Making one of Oregon’s best cabernet sauvignons, labeled as Estate ($50), this wine has a richness and black-currant flavor found only in cabernet wines made from fruit produced by older vineyards. A slightly more rustic wine made from cabernet franc ($24) is also richly textured, with a mild scent similar to freshly mowed grass. Pat and Lorrie Spangler, owners; Pat Spangler, winemaker.
Also a source for some of the world’s best pinot noir, St. Innocent makes wines that are complex, multilayered, and long, with red fruit flavors. The White Rose vineyard pinot noir ($60) is St. Innocent’s best, with intense red berry flavors overlaid with the scent of carnations. Mark Vlossak, co-owner and winemaker.
Syncline wines are reminiscent of great Châteauneuf-du-Pape, made from a blend of grenache, syrah, mourvèdre, and cinsault. There is a rich texture to these wines, especially the Cuvée Elena ($30), which has a tarry, blackberry, cherry blend of flavors that reflect the blend of different warm-weather grapes used to make the wine, which is without question the best wine made in the Columbia Gorge in every vintage for the last five years. James and Poppie Mantone, owners; James Mantone, winemaker.
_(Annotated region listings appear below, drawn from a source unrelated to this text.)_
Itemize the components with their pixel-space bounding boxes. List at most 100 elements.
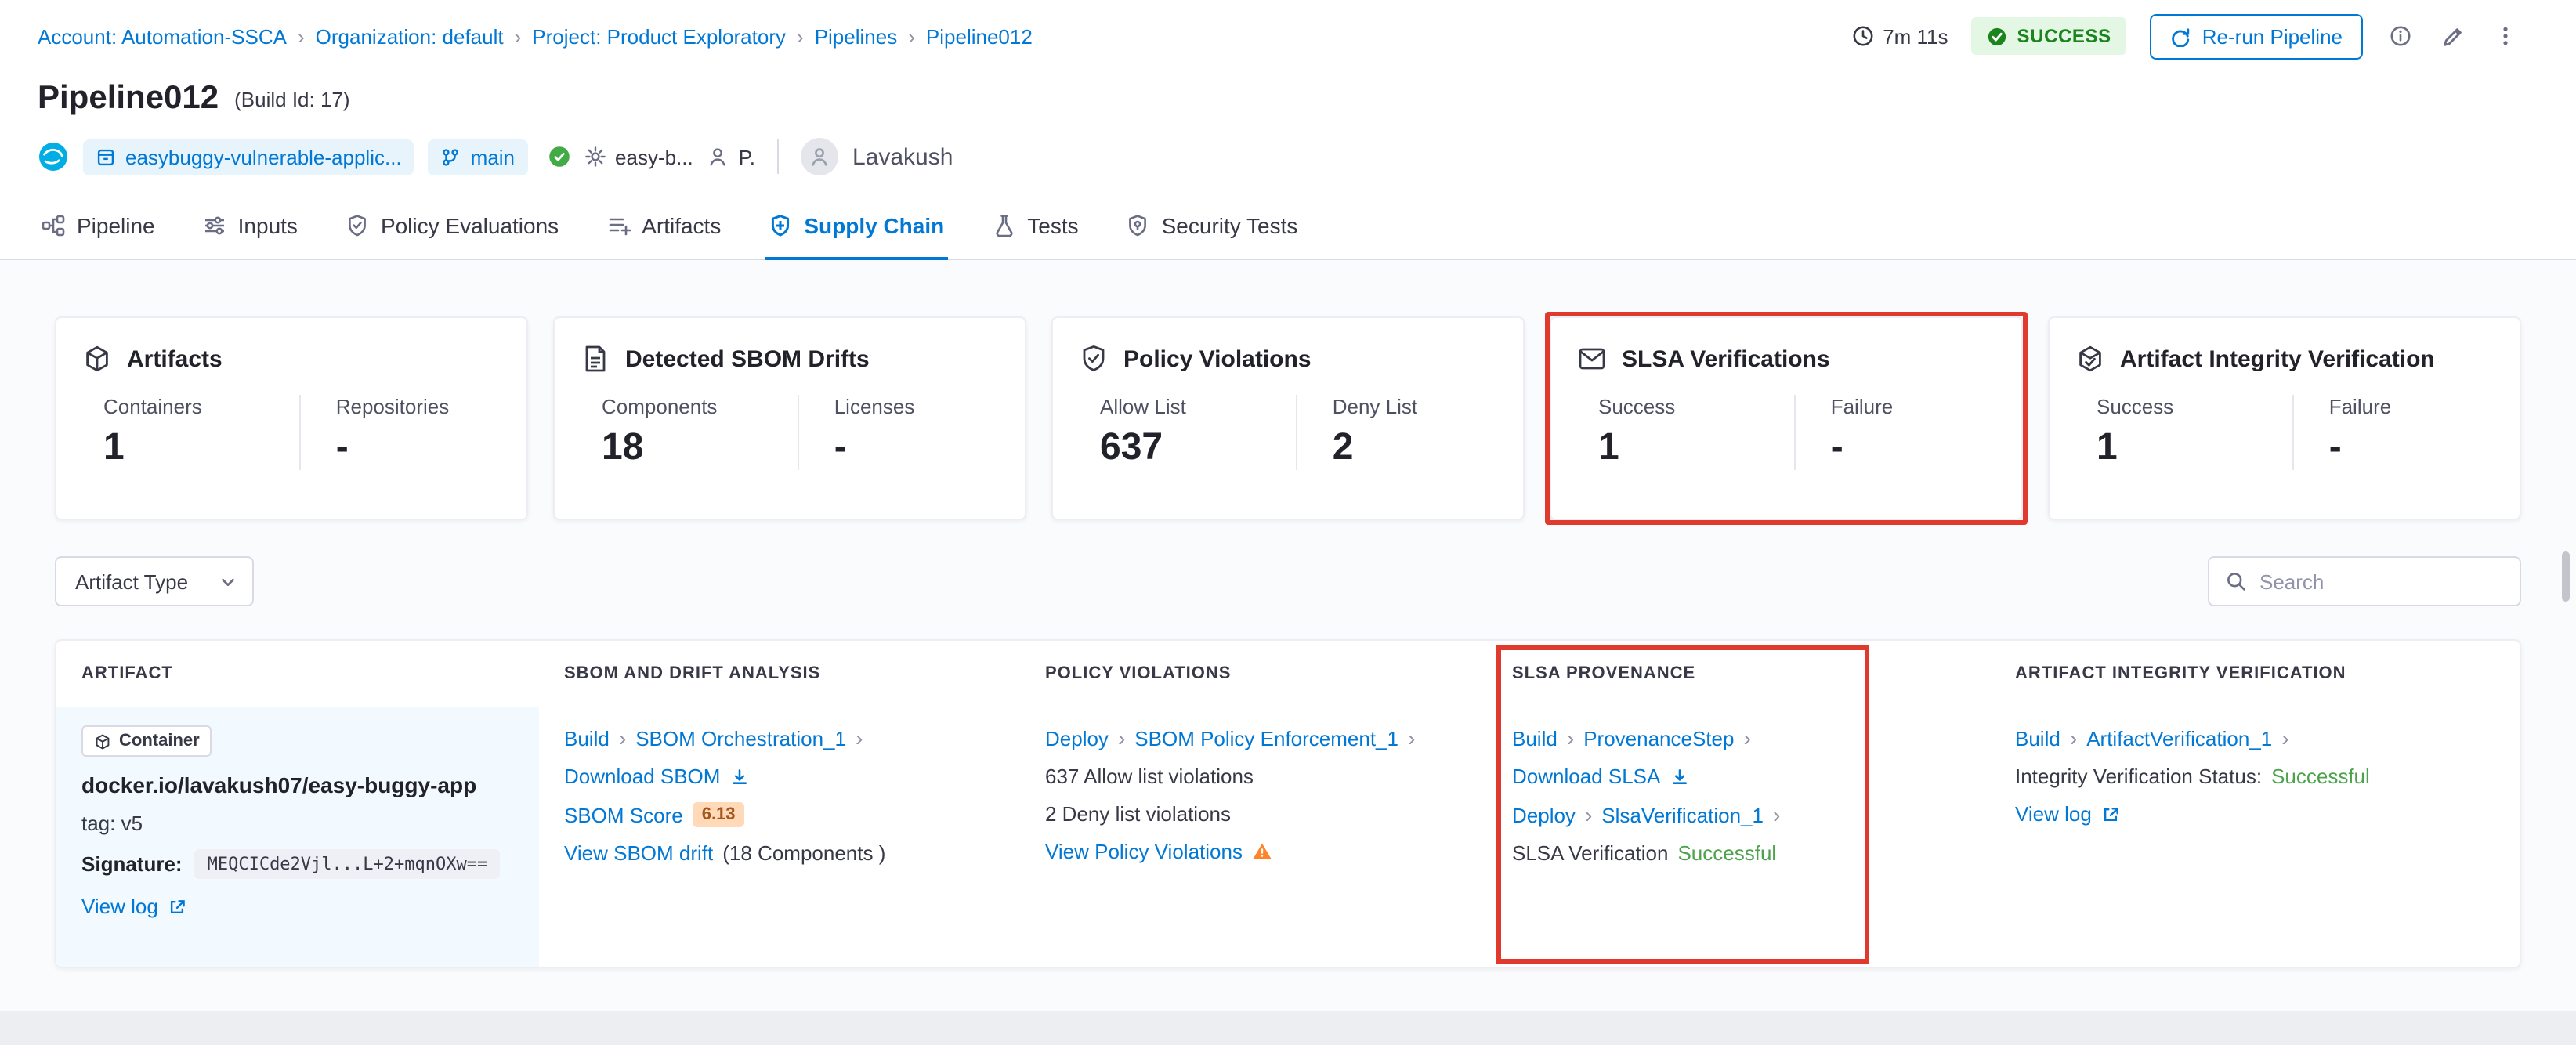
gear-icon [584, 146, 606, 168]
slsa-status-value: Successful [1677, 841, 1777, 865]
warning-triangle-icon [1252, 841, 1272, 862]
user-avatar[interactable] [800, 138, 838, 175]
tab-policy-evaluations[interactable]: Policy Evaluations [342, 213, 562, 260]
card-title: Artifacts [127, 345, 223, 372]
top-bar-actions: 7m 11s SUCCESS Re-run Pipeline [1851, 13, 2520, 59]
tab-security-tests[interactable]: Security Tests [1123, 213, 1301, 260]
stat-label: Success [2097, 395, 2174, 418]
column-header-artifact: ARTIFACT [81, 664, 173, 683]
filter-row: Artifact Type [55, 556, 2521, 606]
view-policy-violations-link[interactable]: View Policy Violations [1045, 840, 1243, 863]
step-link[interactable]: SBOM Policy Enforcement_1 [1134, 726, 1398, 750]
search-input[interactable] [2259, 570, 2504, 593]
container-type-chip: Container [81, 725, 212, 757]
card-policy-violations: Policy Violations Allow List 637 Deny Li… [1051, 316, 1525, 520]
slsa-status-label: SLSA Verification [1512, 841, 1669, 865]
sbom-score-link[interactable]: SBOM Score [564, 803, 683, 826]
title-row: Pipeline012 (Build Id: 17) [0, 72, 2576, 125]
build-id-label: (Build Id: 17) [234, 87, 350, 110]
breadcrumb-project[interactable]: Project: Product Exploratory [532, 24, 786, 48]
chevron-separator-icon [298, 24, 305, 48]
download-sbom-link[interactable]: Download SBOM [564, 765, 720, 788]
search-icon [2225, 570, 2247, 592]
tab-inputs[interactable]: Inputs [199, 213, 301, 260]
download-slsa-link[interactable]: Download SLSA [1512, 765, 1660, 788]
step-link[interactable]: SlsaVerification_1 [1601, 803, 1764, 826]
scrollbar-thumb[interactable] [2562, 551, 2570, 602]
breadcrumb-pipelines[interactable]: Pipelines [815, 24, 898, 48]
stage-link[interactable]: Build [2015, 726, 2060, 750]
stat-label: Repositories [335, 395, 450, 418]
sbom-document-icon [580, 343, 611, 374]
table-row: Container docker.io/lavakush07/easy-bugg… [56, 707, 2520, 967]
allow-list-violations: 637 Allow list violations [1045, 765, 1254, 788]
service-meta[interactable]: easy-b... [584, 145, 693, 168]
rerun-pipeline-button[interactable]: Re-run Pipeline [2150, 13, 2363, 59]
artifact-type-select[interactable]: Artifact Type [55, 556, 255, 606]
stat-value: 18 [602, 426, 644, 468]
slsa-envelope-icon [1576, 343, 1608, 374]
step-link[interactable]: SBOM Orchestration_1 [635, 726, 846, 750]
branch-name: main [470, 145, 516, 168]
column-header-integrity: ARTIFACT INTEGRITY VERIFICATION [2015, 664, 2346, 683]
info-button[interactable] [2386, 22, 2415, 50]
integrity-status-label: Integrity Verification Status: [2015, 765, 2263, 788]
chevron-right-icon [2281, 725, 2288, 750]
person-meta[interactable]: P. [707, 145, 755, 168]
repository-icon [96, 146, 116, 167]
view-log-link[interactable]: View log [81, 895, 158, 918]
chevron-right-icon [1743, 725, 1750, 750]
branch-chip[interactable]: main [428, 139, 528, 175]
view-sbom-drift-link[interactable]: View SBOM drift [564, 841, 713, 865]
artifacts-cube-icon [81, 343, 113, 374]
breadcrumb-organization[interactable]: Organization: default [316, 24, 504, 48]
chevron-right-icon [1118, 725, 1125, 750]
view-log-link[interactable]: View log [2015, 802, 2092, 826]
chevron-right-icon [1567, 725, 1574, 750]
stage-link[interactable]: Build [564, 726, 610, 750]
artifact-tag: tag: v5 [81, 812, 143, 835]
stat-value: 2 [1332, 426, 1354, 468]
flask-icon [991, 213, 1016, 238]
app-surface: Account: Automation-SSCA Organization: d… [0, 0, 2576, 1011]
list-plus-icon [606, 213, 631, 238]
kebab-menu-button[interactable] [2491, 22, 2520, 50]
chevron-down-icon [219, 573, 237, 590]
status-text: SUCCESS [2017, 25, 2111, 47]
tab-label: Policy Evaluations [380, 213, 559, 238]
stat-value: 637 [1100, 426, 1163, 468]
edit-pencil-button[interactable] [2438, 21, 2468, 51]
top-bar: Account: Automation-SSCA Organization: d… [0, 0, 2576, 72]
security-shield-icon [1126, 213, 1151, 238]
chevron-right-icon [1773, 802, 1780, 827]
signature-value: MEQCICde2Vjl...L+2+mqnOXw== [194, 849, 501, 879]
check-circle-icon [1988, 26, 2008, 46]
signature-label: Signature: [81, 852, 183, 876]
chevron-separator-icon [797, 24, 804, 48]
chevron-right-icon [856, 725, 863, 750]
chevron-right-icon [619, 725, 626, 750]
repository-chip[interactable]: easybuggy-vulnerable-applic... [83, 139, 414, 175]
tab-artifacts[interactable]: Artifacts [602, 213, 724, 260]
tab-supply-chain[interactable]: Supply Chain [765, 213, 948, 260]
step-link[interactable]: ArtifactVerification_1 [2086, 726, 2272, 750]
column-header-slsa: SLSA PROVENANCE [1512, 664, 1696, 683]
download-icon [1670, 767, 1688, 786]
stage-link[interactable]: Deploy [1512, 803, 1576, 826]
breadcrumb-account[interactable]: Account: Automation-SSCA [38, 24, 287, 48]
breadcrumb-pipeline012[interactable]: Pipeline012 [926, 24, 1033, 48]
stat-value: 1 [103, 426, 125, 468]
service-name: easy-b... [615, 145, 693, 168]
stage-link[interactable]: Build [1512, 726, 1558, 750]
cell-slsa-provenance: Build ProvenanceStep Download SLSA [1487, 707, 1990, 967]
rerun-label: Re-run Pipeline [2202, 24, 2343, 48]
page-title: Pipeline012 [38, 80, 219, 116]
step-link[interactable]: ProvenanceStep [1583, 726, 1734, 750]
tab-tests[interactable]: Tests [988, 213, 1081, 260]
stat-label: Success [1598, 395, 1676, 418]
cell-policy-violations: Deploy SBOM Policy Enforcement_1 637 All… [1020, 707, 1487, 967]
card-artifacts: Artifacts Containers 1 Repositories - [55, 316, 528, 520]
tab-pipeline[interactable]: Pipeline [38, 213, 158, 260]
pipeline-meta-row: easybuggy-vulnerable-applic... main easy… [0, 125, 2576, 188]
stage-link[interactable]: Deploy [1045, 726, 1109, 750]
Named after an American Indian word for Mount Hood, the Wy’east vineyard is perfectly perched on an east-facing hillside south of the town of Hood River. They make the best pinot noir wines in the Columbia Gorge AVA, and their ‘Blue Chip’ ($24) bottling is an ethereal, delicate expression of the light red berry flavors that experienced pinot noir drinkers look for. Christie and Dick Reed, owners; Peter Rosback, offsite winemaker.